Kamis, 23 Mar 2023 14:00 WIB
Final yang Kolosal: Review John Wick: Chapter 4
Foto: Lionsgate Picture
Jakarta -

Apa yang audiens cari ketika menyaksikan film dari franchise John Wick? Adegan aksi tanpa henti? Karakter-karakter ikonik? Atau mungkin penceritaan tentang lore ekstensif sindikat kriminal The High Table yang telah dihadirkan sejak film pertamanya?
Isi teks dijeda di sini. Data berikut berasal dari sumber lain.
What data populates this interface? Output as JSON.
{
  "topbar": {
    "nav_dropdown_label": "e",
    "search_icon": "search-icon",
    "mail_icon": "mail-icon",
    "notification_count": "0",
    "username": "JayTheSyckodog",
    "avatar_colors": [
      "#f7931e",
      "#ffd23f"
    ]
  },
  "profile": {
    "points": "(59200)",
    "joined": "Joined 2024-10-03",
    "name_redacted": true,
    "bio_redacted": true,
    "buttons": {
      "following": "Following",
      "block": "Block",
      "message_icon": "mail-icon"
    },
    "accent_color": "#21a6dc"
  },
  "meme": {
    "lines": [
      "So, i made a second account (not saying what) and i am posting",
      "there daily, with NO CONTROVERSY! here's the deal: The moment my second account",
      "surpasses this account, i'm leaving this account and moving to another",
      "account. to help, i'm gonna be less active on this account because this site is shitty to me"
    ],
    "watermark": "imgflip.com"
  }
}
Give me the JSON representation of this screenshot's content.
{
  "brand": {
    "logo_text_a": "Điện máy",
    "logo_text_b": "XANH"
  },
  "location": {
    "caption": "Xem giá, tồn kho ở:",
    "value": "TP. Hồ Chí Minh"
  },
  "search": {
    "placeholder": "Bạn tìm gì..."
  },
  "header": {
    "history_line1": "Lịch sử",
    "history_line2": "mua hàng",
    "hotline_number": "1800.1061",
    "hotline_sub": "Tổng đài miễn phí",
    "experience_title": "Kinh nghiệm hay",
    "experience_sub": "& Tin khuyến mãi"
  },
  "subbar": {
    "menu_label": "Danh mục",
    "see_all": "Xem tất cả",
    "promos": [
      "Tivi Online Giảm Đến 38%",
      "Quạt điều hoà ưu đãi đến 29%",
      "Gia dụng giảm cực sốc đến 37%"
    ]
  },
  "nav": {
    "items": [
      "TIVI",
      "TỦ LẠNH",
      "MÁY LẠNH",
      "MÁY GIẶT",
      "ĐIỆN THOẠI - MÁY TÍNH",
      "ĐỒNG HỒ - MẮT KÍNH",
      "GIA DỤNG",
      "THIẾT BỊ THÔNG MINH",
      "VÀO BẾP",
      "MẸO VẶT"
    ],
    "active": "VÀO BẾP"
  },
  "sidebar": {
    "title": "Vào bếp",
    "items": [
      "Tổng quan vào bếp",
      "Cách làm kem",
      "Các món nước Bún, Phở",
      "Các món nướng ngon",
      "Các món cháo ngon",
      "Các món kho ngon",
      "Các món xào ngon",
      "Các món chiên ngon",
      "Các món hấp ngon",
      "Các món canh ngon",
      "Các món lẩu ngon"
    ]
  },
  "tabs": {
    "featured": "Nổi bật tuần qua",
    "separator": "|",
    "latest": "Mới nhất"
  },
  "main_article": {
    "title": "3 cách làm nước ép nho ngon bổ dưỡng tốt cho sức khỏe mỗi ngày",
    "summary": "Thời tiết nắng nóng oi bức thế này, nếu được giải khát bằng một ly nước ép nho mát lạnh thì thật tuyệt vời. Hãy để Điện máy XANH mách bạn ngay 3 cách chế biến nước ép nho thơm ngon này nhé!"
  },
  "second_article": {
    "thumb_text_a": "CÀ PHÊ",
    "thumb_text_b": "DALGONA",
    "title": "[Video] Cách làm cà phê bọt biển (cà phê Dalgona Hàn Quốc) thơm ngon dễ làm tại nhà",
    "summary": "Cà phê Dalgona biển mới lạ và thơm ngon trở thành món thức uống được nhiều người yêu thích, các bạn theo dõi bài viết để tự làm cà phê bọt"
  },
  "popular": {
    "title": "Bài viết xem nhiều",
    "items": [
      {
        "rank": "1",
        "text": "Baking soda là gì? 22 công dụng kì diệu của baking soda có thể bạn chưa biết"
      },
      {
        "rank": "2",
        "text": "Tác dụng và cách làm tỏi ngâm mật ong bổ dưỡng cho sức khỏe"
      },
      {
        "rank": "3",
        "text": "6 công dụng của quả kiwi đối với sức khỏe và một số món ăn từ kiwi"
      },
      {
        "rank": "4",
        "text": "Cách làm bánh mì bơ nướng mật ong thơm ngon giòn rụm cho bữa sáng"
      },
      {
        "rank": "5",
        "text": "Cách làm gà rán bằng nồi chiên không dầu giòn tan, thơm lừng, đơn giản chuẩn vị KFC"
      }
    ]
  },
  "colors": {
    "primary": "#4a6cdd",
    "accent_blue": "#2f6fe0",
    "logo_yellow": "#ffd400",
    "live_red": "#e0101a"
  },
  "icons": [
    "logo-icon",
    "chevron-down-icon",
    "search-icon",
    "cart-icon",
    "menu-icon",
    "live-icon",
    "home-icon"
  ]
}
Dalam instalasi keempatnya, John Wick: Chapter 4, franchise ini sekali lagi memberikan apa yang dicari oleh penggemarnya-dalam skala yang lebih kolosal dibanding seluruh pendahulunya.

Film dibuka dengan montage latihan yang langsung dilanjutkan dengan pencarian John Wick (Keanu Reeves) terhadap "The Elder"-individu yang memimpin The High Table-ke Maroko untuk meminta kebebasannya. Setelah menerima pernyataan bahwa tak ada yang bisa ia lakukan untuk mengubah nasib Wick, Wick pun membunuhnya-tindakan yang memulai rangkaian kejadian film ini.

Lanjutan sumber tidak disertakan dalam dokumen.